Like the ACE inhibitors, the ARBs appear to have beneficial effects on insulin and glucose metabolism. In the Losartan Intervention For Endpoint Reduction (LIFE) study, losartan was associated with a 25% relative-risk reduction in new-onset diabetes compared with atenolol. ARB studies in heart-failure patients also show a reduction in new-onset diabetes during treatment with one of these agents.

The Valsartan Antihypertensive Long-term Use Evaluation (VALUE) trial compared valsartan with amlodipine. There was a 23% relative-risk reduction in new-onset diabetes in the valsartan group. These results may have important implications. This was the first time that a drug in the ARB class was shown to have beneficial effects on insulin action and potentially played a role in protecting high-risk hypertensive patients from developing diabetes.

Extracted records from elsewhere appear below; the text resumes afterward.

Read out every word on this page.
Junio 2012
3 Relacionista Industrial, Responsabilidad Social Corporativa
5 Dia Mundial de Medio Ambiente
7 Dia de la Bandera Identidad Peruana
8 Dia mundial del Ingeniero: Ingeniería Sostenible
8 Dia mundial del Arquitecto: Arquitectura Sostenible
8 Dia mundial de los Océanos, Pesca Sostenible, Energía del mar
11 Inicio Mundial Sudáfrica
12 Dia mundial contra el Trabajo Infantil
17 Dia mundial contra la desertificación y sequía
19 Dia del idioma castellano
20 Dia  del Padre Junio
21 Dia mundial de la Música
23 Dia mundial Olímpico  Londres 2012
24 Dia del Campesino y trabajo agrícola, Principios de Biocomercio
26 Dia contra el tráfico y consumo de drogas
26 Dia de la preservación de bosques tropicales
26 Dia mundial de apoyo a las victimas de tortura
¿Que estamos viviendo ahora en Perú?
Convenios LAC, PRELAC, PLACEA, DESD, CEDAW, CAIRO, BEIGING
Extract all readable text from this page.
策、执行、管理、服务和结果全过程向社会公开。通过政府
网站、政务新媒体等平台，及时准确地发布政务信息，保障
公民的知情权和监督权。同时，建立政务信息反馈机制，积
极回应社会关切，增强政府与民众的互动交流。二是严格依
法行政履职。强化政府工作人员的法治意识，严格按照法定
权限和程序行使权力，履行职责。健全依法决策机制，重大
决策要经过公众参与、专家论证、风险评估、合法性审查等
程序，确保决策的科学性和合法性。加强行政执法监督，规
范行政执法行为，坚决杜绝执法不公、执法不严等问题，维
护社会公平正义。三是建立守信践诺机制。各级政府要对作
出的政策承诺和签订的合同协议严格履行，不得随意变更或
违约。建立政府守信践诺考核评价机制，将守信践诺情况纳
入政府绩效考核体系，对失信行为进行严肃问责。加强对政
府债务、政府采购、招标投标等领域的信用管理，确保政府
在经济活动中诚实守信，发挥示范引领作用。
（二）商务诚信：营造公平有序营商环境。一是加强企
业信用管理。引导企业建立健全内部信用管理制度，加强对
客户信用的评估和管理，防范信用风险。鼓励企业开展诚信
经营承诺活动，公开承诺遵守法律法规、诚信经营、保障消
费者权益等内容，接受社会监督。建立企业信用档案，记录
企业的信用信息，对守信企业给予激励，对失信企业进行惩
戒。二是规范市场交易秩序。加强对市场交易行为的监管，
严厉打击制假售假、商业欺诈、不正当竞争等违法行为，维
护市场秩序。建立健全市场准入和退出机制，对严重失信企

Dr. Weber concludes that for patients with evidence of the metabolic syndrome, particularly those with impaired glucose tolerance, an ARB or an ACE inhibitor are preferred as primary treatment. Nevertheless, diuretics may be useful in many hypertensive patients, including those with diabetes or even those with metabolic syndrome, as low-dose adjuncts to ARBs or ACE inhibitors. Optimal protection of all hypertensive patients, including those with diabetes or impaired glucose tolerance, demands full control of their BP. Renin-angiotensin system blockers often are not sufficient to achieve target BP goals.